Florent Marchet - Notre Jeunesse
Rio Baril (Barclay, 2007)
www.myspace.com/florentmarchetmusic

mercredi 3 octobre 2007

En vieillissant peut-être... (Part III)

J'ai 35 ans et je n'en reviens pas. Disons que ça ne veut rien dire pour moi, si ce n'est le fait que je commence à apprivoiser ce corps capricieux et mutant. J'accepte la trahison de la peau, des cheveux. Je multiplie d'ailleurs avec plus ou moins de succès les expériences pharmaceutiques à base de shampooings antipelliculaires traitants, à la menthe ou au musc, selon les soirées arrosées ou non. J'apprécie les cures revitalisantes, les jus de bouleaux ou d'argousiers. J'aime l'idée d'un jet de Kärcher pour le corps, des poumons jusqu'à l'estomac en passant par le gros intestin dont la paroi doit être semblable aujourd'hui à des planches poreuses et merde, je devrais quand même penser à autre chose.

Notre appartement est calme et donne sur une rue à sens unique bordée de platanes, torturés jusqu'aux moignons par des cantonniers sans scrupule, la mairie a d'ailleurs décidé de les abattre (je veux dire les arbres) pour des questions de sécurité, à cause de l alcool, des voitures ou de la téléphonie mobile.
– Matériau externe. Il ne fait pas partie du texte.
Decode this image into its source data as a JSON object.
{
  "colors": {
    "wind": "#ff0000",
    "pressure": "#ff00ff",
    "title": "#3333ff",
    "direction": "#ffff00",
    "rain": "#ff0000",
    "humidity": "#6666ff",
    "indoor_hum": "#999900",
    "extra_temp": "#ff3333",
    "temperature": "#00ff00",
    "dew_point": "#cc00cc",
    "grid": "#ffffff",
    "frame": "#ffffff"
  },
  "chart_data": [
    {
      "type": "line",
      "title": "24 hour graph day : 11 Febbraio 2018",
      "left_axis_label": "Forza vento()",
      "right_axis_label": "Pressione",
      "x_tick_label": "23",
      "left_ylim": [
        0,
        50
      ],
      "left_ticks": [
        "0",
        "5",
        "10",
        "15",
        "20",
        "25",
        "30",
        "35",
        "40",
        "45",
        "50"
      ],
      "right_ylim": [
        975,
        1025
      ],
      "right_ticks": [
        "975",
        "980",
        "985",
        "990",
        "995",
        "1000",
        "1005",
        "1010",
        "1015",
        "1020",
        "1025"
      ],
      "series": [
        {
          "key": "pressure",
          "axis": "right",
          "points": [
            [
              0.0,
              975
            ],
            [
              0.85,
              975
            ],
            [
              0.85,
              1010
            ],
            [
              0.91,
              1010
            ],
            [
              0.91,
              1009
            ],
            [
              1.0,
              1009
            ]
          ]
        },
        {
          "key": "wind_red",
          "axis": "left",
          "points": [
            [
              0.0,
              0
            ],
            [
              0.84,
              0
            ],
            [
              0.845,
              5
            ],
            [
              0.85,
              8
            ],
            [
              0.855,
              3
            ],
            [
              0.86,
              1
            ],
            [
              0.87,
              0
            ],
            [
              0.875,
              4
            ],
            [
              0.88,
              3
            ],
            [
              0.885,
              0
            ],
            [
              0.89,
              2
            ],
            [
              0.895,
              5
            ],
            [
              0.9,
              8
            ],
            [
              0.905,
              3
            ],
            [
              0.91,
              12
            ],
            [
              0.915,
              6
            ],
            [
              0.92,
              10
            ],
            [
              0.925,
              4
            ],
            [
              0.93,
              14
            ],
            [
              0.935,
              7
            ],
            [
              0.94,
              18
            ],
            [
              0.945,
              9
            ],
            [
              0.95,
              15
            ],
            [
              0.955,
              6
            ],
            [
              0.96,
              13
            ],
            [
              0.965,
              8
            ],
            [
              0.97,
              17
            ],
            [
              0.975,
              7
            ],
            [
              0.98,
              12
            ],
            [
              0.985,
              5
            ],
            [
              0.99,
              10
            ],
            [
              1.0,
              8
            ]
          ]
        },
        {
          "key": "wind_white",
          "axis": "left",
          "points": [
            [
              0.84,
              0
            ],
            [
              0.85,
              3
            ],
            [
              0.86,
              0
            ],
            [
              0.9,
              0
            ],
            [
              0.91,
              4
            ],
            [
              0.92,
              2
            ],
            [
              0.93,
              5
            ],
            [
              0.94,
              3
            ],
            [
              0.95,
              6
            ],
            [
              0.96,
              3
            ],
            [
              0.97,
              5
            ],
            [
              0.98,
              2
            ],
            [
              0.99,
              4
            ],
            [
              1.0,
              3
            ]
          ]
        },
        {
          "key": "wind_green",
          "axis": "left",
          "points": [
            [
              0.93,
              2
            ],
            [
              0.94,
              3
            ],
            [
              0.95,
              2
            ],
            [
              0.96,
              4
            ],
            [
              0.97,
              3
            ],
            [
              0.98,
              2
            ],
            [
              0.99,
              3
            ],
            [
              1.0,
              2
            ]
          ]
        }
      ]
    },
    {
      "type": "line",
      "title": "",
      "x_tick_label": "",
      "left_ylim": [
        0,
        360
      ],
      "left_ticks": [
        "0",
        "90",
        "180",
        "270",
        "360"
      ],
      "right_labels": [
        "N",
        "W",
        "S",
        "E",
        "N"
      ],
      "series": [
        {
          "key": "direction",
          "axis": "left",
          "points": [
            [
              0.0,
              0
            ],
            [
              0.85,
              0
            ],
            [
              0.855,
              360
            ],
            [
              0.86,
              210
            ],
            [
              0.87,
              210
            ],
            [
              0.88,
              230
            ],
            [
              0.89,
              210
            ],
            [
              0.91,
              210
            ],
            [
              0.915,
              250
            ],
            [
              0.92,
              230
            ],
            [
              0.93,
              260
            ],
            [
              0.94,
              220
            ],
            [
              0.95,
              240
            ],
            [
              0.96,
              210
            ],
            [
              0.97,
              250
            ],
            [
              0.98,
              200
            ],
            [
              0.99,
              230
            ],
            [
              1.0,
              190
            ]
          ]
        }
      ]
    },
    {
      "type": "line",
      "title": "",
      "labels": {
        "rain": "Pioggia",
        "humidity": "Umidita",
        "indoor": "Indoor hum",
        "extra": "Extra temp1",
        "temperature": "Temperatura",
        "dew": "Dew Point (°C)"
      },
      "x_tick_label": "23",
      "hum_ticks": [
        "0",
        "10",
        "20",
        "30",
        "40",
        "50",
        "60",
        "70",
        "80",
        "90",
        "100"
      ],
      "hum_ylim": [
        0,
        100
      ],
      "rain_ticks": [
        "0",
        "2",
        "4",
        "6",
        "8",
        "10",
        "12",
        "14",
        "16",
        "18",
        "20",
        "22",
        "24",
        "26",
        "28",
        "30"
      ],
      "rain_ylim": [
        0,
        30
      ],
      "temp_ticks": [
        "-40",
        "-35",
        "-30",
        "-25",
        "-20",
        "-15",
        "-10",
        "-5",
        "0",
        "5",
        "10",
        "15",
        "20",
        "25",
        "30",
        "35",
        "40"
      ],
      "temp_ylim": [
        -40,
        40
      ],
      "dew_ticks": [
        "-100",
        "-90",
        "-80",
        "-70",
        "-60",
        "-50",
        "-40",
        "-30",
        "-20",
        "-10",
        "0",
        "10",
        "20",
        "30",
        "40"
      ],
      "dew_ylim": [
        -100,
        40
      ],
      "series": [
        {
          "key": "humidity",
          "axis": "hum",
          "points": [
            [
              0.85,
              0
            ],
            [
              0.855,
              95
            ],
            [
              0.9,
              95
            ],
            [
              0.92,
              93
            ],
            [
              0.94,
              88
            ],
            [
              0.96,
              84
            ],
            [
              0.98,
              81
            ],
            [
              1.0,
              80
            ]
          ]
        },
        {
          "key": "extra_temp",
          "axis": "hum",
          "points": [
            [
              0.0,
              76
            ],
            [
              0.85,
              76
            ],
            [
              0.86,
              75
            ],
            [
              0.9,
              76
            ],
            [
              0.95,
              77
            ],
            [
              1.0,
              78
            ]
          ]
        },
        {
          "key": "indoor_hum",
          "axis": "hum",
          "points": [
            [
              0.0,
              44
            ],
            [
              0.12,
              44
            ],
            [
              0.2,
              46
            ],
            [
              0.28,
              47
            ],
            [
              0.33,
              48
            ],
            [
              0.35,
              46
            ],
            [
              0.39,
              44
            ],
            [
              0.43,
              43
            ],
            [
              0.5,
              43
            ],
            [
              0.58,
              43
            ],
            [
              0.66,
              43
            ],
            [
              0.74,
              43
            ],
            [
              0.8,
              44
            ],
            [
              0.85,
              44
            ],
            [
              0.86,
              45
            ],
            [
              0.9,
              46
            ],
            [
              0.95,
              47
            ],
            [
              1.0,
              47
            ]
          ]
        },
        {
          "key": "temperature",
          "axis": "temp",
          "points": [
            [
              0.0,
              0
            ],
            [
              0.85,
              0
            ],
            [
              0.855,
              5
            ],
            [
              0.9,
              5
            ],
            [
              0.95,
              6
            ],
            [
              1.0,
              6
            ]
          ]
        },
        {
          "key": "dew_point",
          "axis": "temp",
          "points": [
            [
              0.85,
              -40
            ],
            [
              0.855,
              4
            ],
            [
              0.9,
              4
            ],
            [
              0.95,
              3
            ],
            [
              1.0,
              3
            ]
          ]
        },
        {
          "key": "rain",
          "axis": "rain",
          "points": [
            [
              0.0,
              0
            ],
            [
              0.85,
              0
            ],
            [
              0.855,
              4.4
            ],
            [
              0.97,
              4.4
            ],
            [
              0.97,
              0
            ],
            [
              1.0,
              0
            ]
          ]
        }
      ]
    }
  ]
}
Les voisins se sont rapidement mobilisés ainsi qu'une poignée d'écologistes en défilant devant la mairie brandissant des calicots ou il était question au feutre vert de citations orientales sur la nature et les hommes. Des landaus plus ou moins cossus les accompagnaient, donnant au convoi un caractère agréable, sincère et printanier. Nous n'avons pas osé nous joindre à eux. Pourtant il y a quelques mois de cela, j'étais monté pour la première fois jusqu'au dernier étage de l'immeuble pour assister à une pendaison de crémaillère. J'avais longuement hésité car mon indifférence envers mes voisins de palier m'a souvent donné raison. Vivre en appartement, ca n'est pas seulement apprendre des règles mais imposer. Il faut maintenir la distance animale nécessaire, se contenter d'un bonsoir dans l'escalier ou d'une modeste analyse météorologique. Ce soir-là, je n'avais tout simplement pas envie d'être seul avec elle, surtout lorsqu'on entend des rires dopés par le champagne traverser le papier à cigarettes qui me sert de plafond. J'avais discuté longuement avec un type du 4ème, qui cherchait depuis un certain temps un emploi et sans aucun doute de la compagnie. Nous étions tombés d'accord sur le fait que la piscine n'était pas si loin, et qu'il fallait dorénavant prendre soin de nous puisque pendant notre jeunesse, on en avait bien profité. J'avais par conséquent proposé (à deux, c'est plus stimulant) des séances de dos crawlé, de brasse papillon, de préférence en soirée. Pourtant les éclairages de piscine me révulsent. La plupart du temps, les pulvérisations accidentelles de chlore dans les narines me brûlent les sinus. J'ai tout naturellement laissé traîner les choses. D'ailleurs, lui non plus ne m'a pas appelé. Rien à foutre. Depuis peu, j'ai recommencé à déconner.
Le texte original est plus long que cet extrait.